Lately I’ve been thinking about Yugoslavia…and missed opportunities. If you’re wondering why this post features a picture of Venice (which was never, of course, in Yugoslavia), that’s part of the story, too.
Sometime around 1991-92, my grandmother decided she wanted to take the family on a vacation, and – since she was nearing the end of her traveling days – she wanted to go somewhere she’d never been before. This was a bit of a challenge, as she had already been around the world a few times. She settled on a cruise in the Mediterranean and the Black Sea: Venice, Greece, Istanbul, Odessa. The ship would also stop along the coast of Yugoslavia for a visit to Sarajevo.
But trouble was brewing in Yugoslavia. Croatia and Slovenia declared their independence in June 1991. Bosnia-Herzegovina made its move for independence in the spring of 1992. In short order, a bloody war was raging, one that would be marked by genocide and other unspeakable atrocities. By the summer of 1992, Sarajevo was under siege (and would remain so for almost 4 years).
Sometime before our August 1992 departure, we received a perfunctory notice from the cruise line that Sarajevo had been removed from the itinerary.
Even without Sarajevo, it was really quite an extraordinary list of destinations for a 13-year-old (me) on her first trip to Europe. Starting with Venice, the entire trip made a lasting impression on me. But over the next four years, as we watched news accounts of Yugoslavia being torn apart and reduced to rubble, we couldn’t help but think how close we had come to seeing it, before everything fell apart.
Humans’ capacity for destruction is, fortunately, matched by our capacity for rebuilding.

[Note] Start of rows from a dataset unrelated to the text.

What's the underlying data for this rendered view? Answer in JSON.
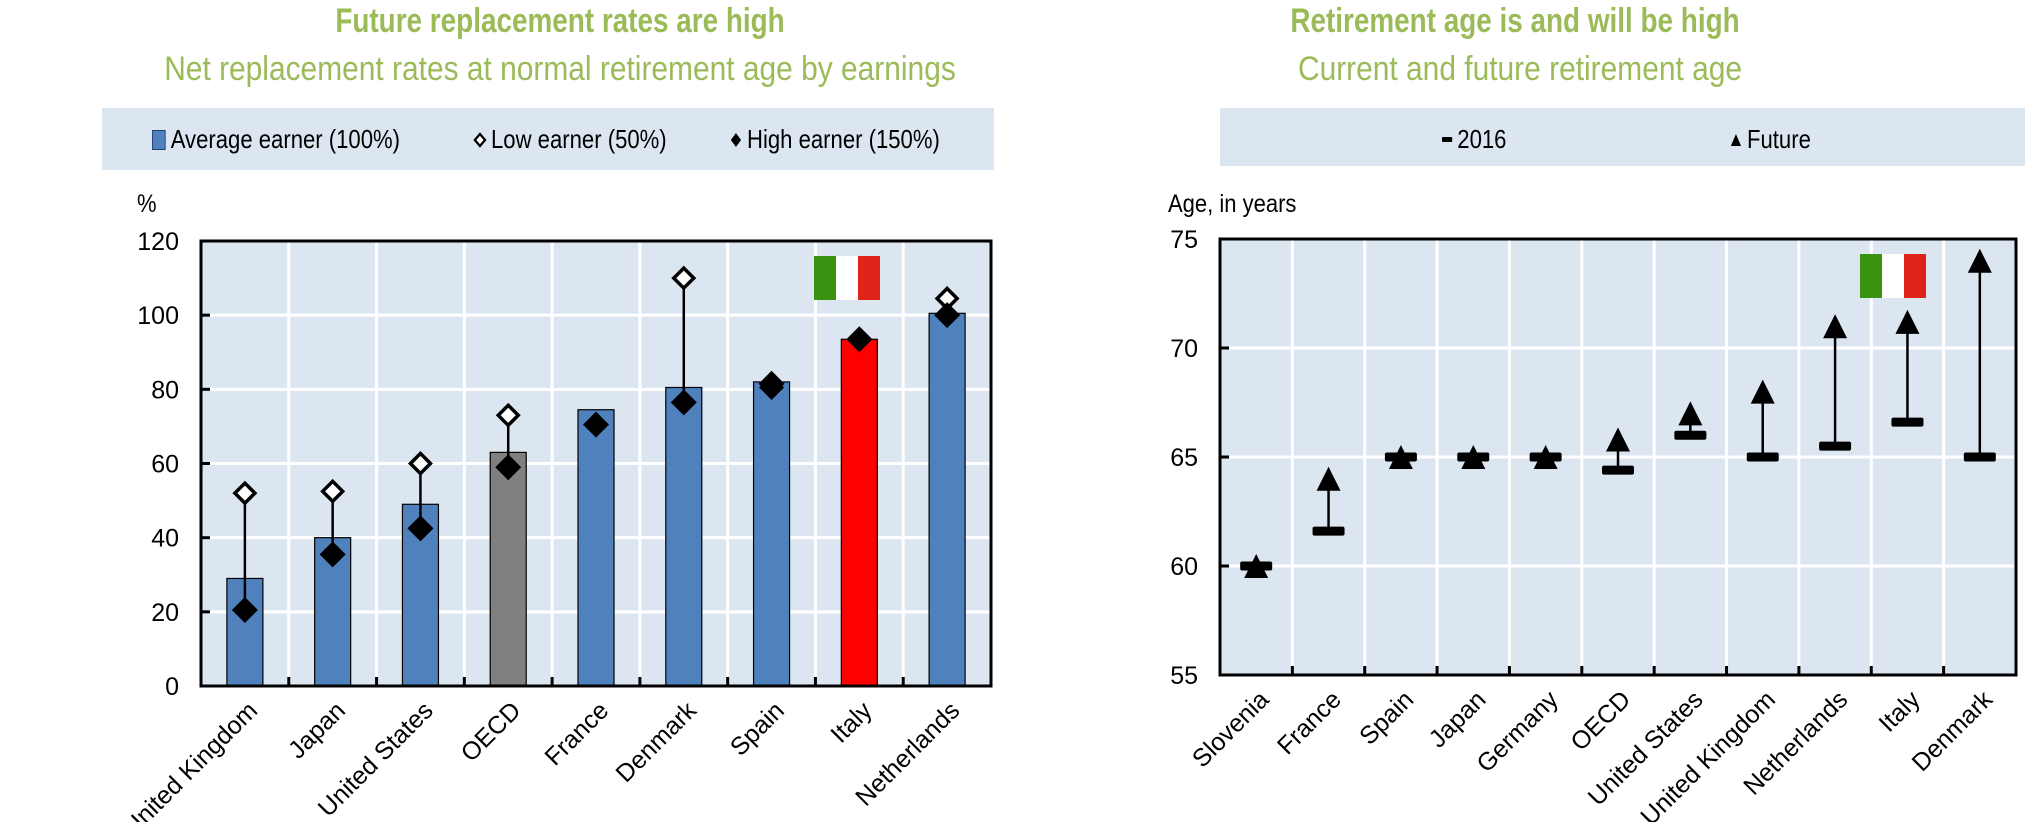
{
  "chart_data": [
    {
      "type": "bar",
      "title": "Future replacement rates are high",
      "subtitle": "Net replacement rates at normal retirement age by earnings",
      "ylabel": "%",
      "xlabel": "",
      "ylim": [
        0,
        120
      ],
      "yticks": [
        0,
        20,
        40,
        60,
        80,
        100,
        120
      ],
      "grid": true,
      "legend_position": "top",
      "legend": [
        {
          "name": "Average earner (100%)",
          "marker": "bar",
          "color": "#4f81bd"
        },
        {
          "name": "Low earner (50%)",
          "marker": "hollow-diamond"
        },
        {
          "name": "High earner (150%)",
          "marker": "filled-diamond"
        }
      ],
      "categories": [
        "United Kingdom",
        "Japan",
        "United States",
        "OECD",
        "France",
        "Denmark",
        "Spain",
        "Italy",
        "Netherlands"
      ],
      "series": [
        {
          "name": "Average earner (100%)",
          "type": "bar",
          "values": [
            29,
            40,
            49,
            63,
            74.5,
            80.5,
            82,
            93.5,
            100.5
          ]
        },
        {
          "name": "Low earner (50%)",
          "type": "marker",
          "values": [
            52,
            52.5,
            60,
            73,
            70.5,
            110,
            80.5,
            93.5,
            104.5
          ]
        },
        {
          "name": "High earner (150%)",
          "type": "marker",
          "values": [
            20.5,
            35.5,
            42.5,
            59,
            70.5,
            76.5,
            81.5,
            93.5,
            100
          ]
        }
      ],
      "bar_colors": [
        "#4f81bd",
        "#4f81bd",
        "#4f81bd",
        "#808080",
        "#4f81bd",
        "#4f81bd",
        "#4f81bd",
        "#ff0000",
        "#4f81bd"
      ],
      "highlight": {
        "category": "Italy",
        "icon": "italy-flag-icon",
        "colors": [
          "#3a9210",
          "#ffffff",
          "#de2418"
        ]
      }
    },
    {
      "type": "scatter",
      "title": "Retirement age is and will be high",
      "subtitle": "Current and future retirement age",
      "ylabel": "Age, in years",
      "xlabel": "",
      "ylim": [
        55,
        75
      ],
      "yticks": [
        55,
        60,
        65,
        70,
        75
      ],
      "grid": true,
      "legend_position": "top",
      "legend": [
        {
          "name": "2016",
          "marker": "dash"
        },
        {
          "name": "Future",
          "marker": "triangle"
        }
      ],
      "categories": [
        "Slovenia",
        "France",
        "Spain",
        "Japan",
        "Germany",
        "OECD",
        "United States",
        "United Kingdom",
        "Netherlands",
        "Italy",
        "Denmark"
      ],
      "series": [
        {
          "name": "2016",
          "values": [
            60,
            61.6,
            65,
            65,
            65,
            64.4,
            66,
            65,
            65.5,
            66.6,
            65
          ]
        },
        {
          "name": "Future",
          "values": [
            60,
            64,
            65,
            65,
            65,
            65.8,
            67,
            68,
            71,
            71.2,
            74
          ]
        }
      ],
      "highlight": {
        "category": "Italy",
        "icon": "italy-flag-icon",
        "colors": [
          "#3a9210",
          "#ffffff",
          "#de2418"
        ]
      }
    }
  ]
}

In the twenty-plus years since the war ended, the former pieces of Yugoslavia (now Slovenia, Croatia, Bosnia-Herzegovina, Montenegro, Serbia, Macedonia, and sort of Kosovo (it’s still complicated)) have put themselves back together (independently, of course). The cities have been reconstructed and restored. The landscape has regrown. The Rick Steves guidebook for Croatia and Slovenia is already in its 7th edition. Several of the countries are frequently at the top of “must see” destination lists. Croatia’s Dalmatian Coast, in particular, is renowned for being a beautiful and, ironically, peaceful vacation spot.
Not all signs of the war have been erased. The guidebooks warn against walking through fields in certain areas, as land mines may still be present.
What lessons can we take from this long-ago lost port-of-call? Seize the opportunities you’re given to explore the world. And if you miss your chance, hope for peace and give it time. A phoenix rising from the ashes could be the mascot of every corner of the world at one time or another.
I can’t include a picture of Sarajevo with this post because Venice is still the closest I’ve gotten to it. It may be time to make the trip at last.